Het woord 'verstand' hangt samen met 'ver staand' en is dus 'afstandelijk', waardoor een bepaald onderwerp van alle kanten, veelzijdig kan worden bekeken en beoordeeld; zo mogelijk kan het in deelonderwerpen worden opgedeeld, om zo in het onderwerp door te kunnen dringen. Door het verstand kun je begrijpen wat een onderwerp begripsmatig voor je betekent. Vervolgens is de rede het vermogen om door te 'redeneren' bepaalde onderwerpen met elkaar te verbinden, waardoor nieuwe, tot nu toe nog niet opgemerkte verbanden kunnen worden ontdekt.
Het doorvoelingsvermogen stelt je in staat te ervaren 'wat een ervaring gevoelsmatig met je doet', doordat het waarnemen van die ervaring je in een bepaalde gemoedstoestand brengt. Het vermogen te voelen kent een instemmende en een ontstemmende werking, waardoor een gevoelservaring als 'goed' of 'slecht', als 'gunstig' of 'ongunstig' wordt beoordeeld.
(Door het gebruiken van het uit de natuurkunde geleende 'positief' (van 'ponere': neerzetten, dus er zijn) en 'negatief' (van 'negare': ontkennen, dus er niet zijn) raken allerlei gevoelsaanduidingen in onbruik.)

Vaagheid wekt een verheven indruk
Door de vaagheid van het beeld 'tussen de regels door lezen' en door het feit dat de tegengestelde geestelijke werkzaamheden, verstaan en redeneren, én doorvoelen hiermee gezamenlijk worden aangeduid, waren er een tiental omschrijvingen van het Latijnse woord 'intelligentie' in omloop. Door die vaagheid werd er pas veel later ook gesproken over 'emotionele intelligentie'. Maar net als 'intelligentie' is ook het leenwoord 'emotie' van een Latijns woord afkomstig, want het hangt samen met het Latijnse werkwoord 'e-movere': eruit bewegen; daardoor kan 'emotionele intelligentie' letterlijk worden gelezen als: 'eruit bewegend tussen de regels door lezen'. Hier is geen voorstelling meer van te maken.
Begrijpelijk dat niemand een duidelijk beeld heeft van wat er met het begrip 'intelligentie' wordt bedoeld - iedere wetenschapper dacht er weer anders over. Woorden met een vage betekenis hebben echter een grote aantrekkingskracht; want door het Latijn ligt hun oorsprong in de grijze oudheid, waardoor zij een geheimzinnige en verheven betekenis krijgen. Dat verhoogt het aanzien van de spreker - want door dat woord te gebruiken, wekt die de indruk, dat hij of zij de betekenis van dat woord blijkbaar wel begrijpt.
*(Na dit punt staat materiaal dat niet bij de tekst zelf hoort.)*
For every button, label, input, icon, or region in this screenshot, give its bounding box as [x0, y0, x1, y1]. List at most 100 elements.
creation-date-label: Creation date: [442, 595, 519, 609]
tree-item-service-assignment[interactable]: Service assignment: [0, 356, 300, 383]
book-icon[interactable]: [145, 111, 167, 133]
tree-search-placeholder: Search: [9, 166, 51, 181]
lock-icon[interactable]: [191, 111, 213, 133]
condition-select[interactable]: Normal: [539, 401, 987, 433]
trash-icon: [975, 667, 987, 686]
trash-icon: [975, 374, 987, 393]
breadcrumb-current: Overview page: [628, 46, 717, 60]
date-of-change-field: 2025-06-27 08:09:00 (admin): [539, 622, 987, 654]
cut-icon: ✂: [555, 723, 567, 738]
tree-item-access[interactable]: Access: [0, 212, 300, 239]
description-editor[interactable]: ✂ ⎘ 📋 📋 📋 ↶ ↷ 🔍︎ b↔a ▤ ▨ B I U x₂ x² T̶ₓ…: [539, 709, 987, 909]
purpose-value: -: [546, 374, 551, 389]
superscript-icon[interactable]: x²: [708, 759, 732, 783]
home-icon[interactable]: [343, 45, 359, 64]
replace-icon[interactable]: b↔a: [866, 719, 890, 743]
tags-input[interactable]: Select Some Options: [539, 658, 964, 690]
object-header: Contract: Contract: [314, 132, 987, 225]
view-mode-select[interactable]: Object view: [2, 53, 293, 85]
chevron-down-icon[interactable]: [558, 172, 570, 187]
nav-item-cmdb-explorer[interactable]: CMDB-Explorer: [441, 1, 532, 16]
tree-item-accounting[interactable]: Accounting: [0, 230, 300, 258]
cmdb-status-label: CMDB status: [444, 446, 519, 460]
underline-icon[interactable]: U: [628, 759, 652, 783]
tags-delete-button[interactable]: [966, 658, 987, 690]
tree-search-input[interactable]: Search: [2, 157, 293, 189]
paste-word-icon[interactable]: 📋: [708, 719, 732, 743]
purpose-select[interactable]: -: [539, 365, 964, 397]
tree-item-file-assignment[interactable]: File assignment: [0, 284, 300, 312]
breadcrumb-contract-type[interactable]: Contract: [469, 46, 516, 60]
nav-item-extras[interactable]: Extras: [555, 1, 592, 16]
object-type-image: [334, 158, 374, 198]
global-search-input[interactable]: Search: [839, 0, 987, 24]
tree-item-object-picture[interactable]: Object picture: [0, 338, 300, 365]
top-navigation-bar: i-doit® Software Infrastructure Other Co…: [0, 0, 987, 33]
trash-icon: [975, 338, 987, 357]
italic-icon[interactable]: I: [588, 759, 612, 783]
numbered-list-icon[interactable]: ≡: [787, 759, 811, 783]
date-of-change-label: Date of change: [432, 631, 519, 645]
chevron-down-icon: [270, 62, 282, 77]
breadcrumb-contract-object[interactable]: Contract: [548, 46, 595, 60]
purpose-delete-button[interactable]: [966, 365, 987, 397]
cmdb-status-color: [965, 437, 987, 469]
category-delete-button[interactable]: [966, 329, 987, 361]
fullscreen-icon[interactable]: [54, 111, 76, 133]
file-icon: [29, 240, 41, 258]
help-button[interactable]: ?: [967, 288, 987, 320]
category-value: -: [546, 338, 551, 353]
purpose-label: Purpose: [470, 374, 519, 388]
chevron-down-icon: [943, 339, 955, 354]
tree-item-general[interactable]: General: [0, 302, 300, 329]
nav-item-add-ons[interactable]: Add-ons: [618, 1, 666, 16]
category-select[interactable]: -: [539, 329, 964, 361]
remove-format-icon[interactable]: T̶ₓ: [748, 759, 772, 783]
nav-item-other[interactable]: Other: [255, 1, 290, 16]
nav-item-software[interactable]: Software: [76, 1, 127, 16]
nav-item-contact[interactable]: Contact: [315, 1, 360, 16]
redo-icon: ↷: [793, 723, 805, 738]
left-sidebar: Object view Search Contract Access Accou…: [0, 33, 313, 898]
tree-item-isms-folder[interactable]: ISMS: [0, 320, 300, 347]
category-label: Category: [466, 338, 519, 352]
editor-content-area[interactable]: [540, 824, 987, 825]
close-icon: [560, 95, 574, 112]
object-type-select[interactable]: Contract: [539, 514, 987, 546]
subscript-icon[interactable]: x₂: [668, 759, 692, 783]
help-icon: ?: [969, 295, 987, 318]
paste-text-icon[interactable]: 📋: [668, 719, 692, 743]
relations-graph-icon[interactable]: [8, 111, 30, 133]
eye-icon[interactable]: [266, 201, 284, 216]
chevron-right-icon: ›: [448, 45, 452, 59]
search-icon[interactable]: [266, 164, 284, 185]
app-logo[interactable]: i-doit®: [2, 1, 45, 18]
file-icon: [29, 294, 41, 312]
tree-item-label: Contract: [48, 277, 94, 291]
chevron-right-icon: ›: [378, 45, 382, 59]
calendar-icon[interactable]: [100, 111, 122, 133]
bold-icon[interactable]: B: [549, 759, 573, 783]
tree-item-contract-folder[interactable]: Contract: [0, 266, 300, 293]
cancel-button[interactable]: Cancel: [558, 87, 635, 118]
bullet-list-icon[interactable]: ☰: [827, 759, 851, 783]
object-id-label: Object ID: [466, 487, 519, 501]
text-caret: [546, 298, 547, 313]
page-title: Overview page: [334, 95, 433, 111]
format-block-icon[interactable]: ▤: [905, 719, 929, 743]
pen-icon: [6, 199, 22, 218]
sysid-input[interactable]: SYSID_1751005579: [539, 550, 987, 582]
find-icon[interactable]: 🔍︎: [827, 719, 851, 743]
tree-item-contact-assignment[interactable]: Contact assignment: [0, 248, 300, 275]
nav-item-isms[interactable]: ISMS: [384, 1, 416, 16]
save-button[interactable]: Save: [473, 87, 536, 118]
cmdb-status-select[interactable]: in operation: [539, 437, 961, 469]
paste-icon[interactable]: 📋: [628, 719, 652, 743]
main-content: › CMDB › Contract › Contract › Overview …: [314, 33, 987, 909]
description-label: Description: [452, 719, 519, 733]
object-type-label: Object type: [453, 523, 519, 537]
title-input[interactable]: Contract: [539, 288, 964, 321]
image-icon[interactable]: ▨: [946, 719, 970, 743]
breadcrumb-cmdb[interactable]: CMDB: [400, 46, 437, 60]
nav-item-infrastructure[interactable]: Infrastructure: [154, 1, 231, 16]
Waardoor niemand de spreker de vraag durft te stellen om eens uit te leggen, wat hij of zij met dat woord bedoelt.

Emotionele intelligentie
Intelligentie was aanvankelijk een verwarring stichtend woord voor 'denken', dat op zich de samenvatting is van 'verstand' en 'rede' (daar waren alle intelligentietests ook op gericht), terwijl men aanvoelt dat de betekenis algemener, ruimer is. Ook het voelen hoort erbij en met 'emotie' wordt het 'voelen' bedoeld als het vermogen 'gevoelens' in zichzelf te laten ontstaan en te ervaren; de daarmee samenhangende 'gemoedstoestand' kan zowel 'eruit worden bewogen' door gemoedsuitingen, maar een gemoedstoestand kan ingekeerd ook in zichzelf worden beleefd, zonder dat een ander ook maar iets van die toestand merkt. Het woord 'emotie' is zo een ongeschikt woord om het 'gemoed', de voelende geest als geheel, weer te geven.
Het 'eruit bewegen' door zich te uiten is een wilshandeling; wel is het zo dat zowel voelen als willen geestelijke 'warmtetoestanden' zijn, maar er is een wezenlijk verschil: voelen is een gemoedstoestand binnen de geest, terwijl willen een krachtsontplooiing is, waardoor gedachten en gevoelens vanuit de geest in de buitenwereld tot uiting kunnen worden gebracht (ook gedachten worden immers 'eruit bewogen', ook spreken of het maken van gebaren, is in feite 'e-movere', eruit bewegen).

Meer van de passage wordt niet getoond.